Para os senadores, Rogatto afirmou que a manipulação de apostas esportivas favorece os jogadores envolvidos e também citou outros esportes que foram envolvidos nos esquemas.
— Eu estou dando condições aos atletas de ter um salário hoje de time pequeno. As federações e a CBF estão pegando dinheiro de todo mundo e não dá nada. Eu sou apenas um lambari no meio do sistema. Eu também já fiz vôlei de praia e futsal - disse.
CASAS DE APOSTAS
Para William Rogatto, os patrocínios de casas de apostas aos times de futebol são "gatilho" para que as situações de manipulações aconteçam.

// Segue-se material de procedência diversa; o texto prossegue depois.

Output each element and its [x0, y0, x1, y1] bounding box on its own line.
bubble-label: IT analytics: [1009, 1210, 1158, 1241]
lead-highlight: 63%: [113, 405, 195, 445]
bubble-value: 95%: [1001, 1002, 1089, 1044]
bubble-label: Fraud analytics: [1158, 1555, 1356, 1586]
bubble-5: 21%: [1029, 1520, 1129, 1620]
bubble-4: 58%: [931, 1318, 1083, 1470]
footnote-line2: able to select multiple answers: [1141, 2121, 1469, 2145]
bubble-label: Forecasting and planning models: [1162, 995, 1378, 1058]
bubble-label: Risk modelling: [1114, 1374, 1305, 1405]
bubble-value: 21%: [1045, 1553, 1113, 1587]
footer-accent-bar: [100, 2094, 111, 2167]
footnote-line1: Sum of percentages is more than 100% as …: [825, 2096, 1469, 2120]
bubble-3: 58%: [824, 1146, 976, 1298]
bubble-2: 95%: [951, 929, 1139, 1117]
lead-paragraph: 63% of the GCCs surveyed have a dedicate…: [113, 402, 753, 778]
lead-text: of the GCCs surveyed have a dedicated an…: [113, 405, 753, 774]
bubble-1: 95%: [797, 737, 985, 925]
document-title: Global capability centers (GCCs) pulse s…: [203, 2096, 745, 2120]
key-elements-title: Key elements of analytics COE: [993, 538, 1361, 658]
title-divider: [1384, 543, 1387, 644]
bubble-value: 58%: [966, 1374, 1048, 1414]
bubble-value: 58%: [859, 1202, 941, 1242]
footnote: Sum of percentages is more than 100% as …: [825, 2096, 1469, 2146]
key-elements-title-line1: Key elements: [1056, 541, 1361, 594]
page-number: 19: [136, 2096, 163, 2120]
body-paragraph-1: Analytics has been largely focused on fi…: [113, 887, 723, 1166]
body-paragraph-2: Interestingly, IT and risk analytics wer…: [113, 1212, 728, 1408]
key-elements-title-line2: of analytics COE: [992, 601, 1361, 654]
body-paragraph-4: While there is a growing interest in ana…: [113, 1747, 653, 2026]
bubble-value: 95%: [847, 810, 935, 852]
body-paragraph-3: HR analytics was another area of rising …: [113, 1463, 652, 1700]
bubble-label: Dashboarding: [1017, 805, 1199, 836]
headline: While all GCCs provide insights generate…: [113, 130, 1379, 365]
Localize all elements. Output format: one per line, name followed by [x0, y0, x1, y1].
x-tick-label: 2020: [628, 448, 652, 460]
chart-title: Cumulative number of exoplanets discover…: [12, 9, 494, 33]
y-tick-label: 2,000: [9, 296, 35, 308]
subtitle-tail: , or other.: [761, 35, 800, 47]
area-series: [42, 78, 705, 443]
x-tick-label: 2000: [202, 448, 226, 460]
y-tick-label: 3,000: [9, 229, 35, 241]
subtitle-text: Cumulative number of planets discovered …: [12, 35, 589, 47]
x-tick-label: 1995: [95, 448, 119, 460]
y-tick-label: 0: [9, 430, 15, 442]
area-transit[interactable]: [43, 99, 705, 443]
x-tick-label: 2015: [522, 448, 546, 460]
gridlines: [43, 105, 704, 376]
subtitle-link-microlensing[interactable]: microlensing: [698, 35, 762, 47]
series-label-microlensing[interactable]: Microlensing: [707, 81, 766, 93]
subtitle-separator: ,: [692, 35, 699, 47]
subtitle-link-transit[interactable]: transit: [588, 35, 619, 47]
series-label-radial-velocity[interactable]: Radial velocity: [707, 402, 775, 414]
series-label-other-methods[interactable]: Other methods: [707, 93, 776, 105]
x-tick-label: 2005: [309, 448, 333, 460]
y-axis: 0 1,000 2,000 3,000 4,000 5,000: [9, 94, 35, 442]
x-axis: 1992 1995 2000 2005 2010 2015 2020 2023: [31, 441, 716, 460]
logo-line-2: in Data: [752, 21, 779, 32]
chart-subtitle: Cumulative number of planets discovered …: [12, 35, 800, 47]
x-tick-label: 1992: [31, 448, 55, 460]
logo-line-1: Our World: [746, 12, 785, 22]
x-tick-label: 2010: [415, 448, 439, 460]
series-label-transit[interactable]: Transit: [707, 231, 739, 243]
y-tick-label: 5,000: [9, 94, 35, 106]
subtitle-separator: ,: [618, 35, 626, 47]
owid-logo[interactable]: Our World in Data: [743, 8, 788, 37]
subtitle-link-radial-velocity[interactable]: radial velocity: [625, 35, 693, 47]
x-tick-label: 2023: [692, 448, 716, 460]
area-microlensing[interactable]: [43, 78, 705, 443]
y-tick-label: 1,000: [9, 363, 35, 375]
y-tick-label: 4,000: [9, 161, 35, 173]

— Quando uma bet patrocina o seu clube, automaticamente o jogador se transforma em aposta, ele não recebe um salário digno e a bet vem e dá um suporte. Já operei nos 27 estados e no Distrito Federal, onde bati de ferente com um cara muito forte. A gente vai na luta de poder. Infelizmente, eu perdi e fiquei exposto. Hoje, no futebol do Candangão, tem um cara que é poderoso e tem três clubes. Isso já é manipulação, já começou errado. O sistema é muito além do que a gente está fazendo aqui. Apreenderam coisas minhas, me pegaram em 2020, o sistema pode acabar comigo, mas não vai acabar - afirmou.
Contribuindo com a CPI, o empresário se colocou à disposição dos senadores para revelar detalhes do sistema de manipulações esportivas e exibir fotos, vídeos, gravações, documentos e outras possíveis provas das negociações do esquema. A comissão deverá se reunir com Rogatto na próxima semana, quando vai a Portugal, onde está o depoente.
Texto com informações da Agência Senado.